Fig. 1. Structure of the study and main characteristics of the training cohort.

a Key time points and variables in the dataset (left) and steps of the modelling strategy (right). See also Supplementary Fig. S1 for additional information. b Treatment courses of all 92 patients in the NeOV cohort, ordered by decreasing volumetric tumour response following NACT. Patients analysed in the hold-out validation set were randomly selected and are indicated with a green triangle. Treatment journeys progress vertically (bottom to top) and are aligned at the time of the first chemotherapy cycle.
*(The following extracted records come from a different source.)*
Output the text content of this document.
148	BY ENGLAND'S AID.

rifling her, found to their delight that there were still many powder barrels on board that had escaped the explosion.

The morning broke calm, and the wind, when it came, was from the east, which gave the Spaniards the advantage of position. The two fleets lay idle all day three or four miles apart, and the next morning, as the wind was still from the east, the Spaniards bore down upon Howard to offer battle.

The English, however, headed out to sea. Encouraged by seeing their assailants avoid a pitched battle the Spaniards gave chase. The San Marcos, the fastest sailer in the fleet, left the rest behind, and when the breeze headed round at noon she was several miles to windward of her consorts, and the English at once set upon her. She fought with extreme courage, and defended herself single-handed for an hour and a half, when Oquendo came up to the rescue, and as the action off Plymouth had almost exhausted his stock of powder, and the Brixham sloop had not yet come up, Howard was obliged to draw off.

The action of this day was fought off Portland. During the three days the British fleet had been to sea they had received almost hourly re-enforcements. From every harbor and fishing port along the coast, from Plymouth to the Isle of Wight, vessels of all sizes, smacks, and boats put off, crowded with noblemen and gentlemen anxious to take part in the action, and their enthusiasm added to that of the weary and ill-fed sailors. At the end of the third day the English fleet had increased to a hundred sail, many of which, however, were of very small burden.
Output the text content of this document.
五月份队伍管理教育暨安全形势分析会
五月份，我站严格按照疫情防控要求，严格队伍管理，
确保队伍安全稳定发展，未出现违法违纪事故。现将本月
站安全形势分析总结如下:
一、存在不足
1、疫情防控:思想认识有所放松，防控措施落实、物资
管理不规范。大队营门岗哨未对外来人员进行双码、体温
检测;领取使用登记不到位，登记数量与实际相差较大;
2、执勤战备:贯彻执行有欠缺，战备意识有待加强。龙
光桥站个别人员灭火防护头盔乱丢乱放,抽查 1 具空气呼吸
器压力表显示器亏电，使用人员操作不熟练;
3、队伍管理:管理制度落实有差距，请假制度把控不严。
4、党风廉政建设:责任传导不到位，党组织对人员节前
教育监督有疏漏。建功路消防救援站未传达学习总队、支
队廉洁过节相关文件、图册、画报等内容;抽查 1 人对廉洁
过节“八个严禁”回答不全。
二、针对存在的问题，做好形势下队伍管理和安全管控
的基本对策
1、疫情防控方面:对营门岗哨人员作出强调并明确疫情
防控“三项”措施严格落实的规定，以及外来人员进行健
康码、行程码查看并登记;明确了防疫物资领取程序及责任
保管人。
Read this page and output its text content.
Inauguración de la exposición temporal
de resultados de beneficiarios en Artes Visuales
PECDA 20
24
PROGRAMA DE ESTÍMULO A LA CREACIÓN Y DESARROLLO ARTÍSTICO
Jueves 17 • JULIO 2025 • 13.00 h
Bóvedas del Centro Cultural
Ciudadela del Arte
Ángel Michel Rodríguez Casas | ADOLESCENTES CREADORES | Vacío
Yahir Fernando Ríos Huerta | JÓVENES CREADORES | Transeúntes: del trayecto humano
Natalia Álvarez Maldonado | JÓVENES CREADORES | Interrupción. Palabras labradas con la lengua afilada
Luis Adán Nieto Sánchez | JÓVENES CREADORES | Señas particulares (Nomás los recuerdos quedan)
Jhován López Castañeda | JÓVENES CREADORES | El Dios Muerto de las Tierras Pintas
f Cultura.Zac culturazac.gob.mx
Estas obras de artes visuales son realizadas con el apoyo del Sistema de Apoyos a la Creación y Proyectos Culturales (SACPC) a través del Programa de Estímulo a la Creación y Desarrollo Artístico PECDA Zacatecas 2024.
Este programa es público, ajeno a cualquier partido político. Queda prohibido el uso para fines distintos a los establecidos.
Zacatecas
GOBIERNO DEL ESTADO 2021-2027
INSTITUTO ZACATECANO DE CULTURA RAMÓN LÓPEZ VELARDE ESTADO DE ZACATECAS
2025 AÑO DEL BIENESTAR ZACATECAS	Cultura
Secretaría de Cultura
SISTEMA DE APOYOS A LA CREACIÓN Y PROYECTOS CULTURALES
Additional biomarkers obtained at baseline are depicted in the bottom heatmap. c Sites of primary and metastatic disease in HGSOC. d Distribution of tumour volumes by site for patients in the training cohort. e Distribution of tumour sites by patient. f Volume changes of the omental and pelvic/ovarian disease for all patients in the training cohort. p value obtained from the two-sided Mann-Whitney U test. g Total and site-specific volume change stratified by RECIST 1.1 response status for the training cohort. p value obtained from the point biserial correlation coefficient, two-tailed. h Total and site-specific volume change stratified by BRCA mutation status. These figures are restricted to the n = 45 patients in the training cohort for whom the BRCA mutation status was known. p value obtained from the two-sided Mann-Whitney U test. Boxes indicate the upper and lower quartiles, with a line at the median. Outliers are shown as circles and identified via the interquantile range rule. Source data are provided as a Source Data file.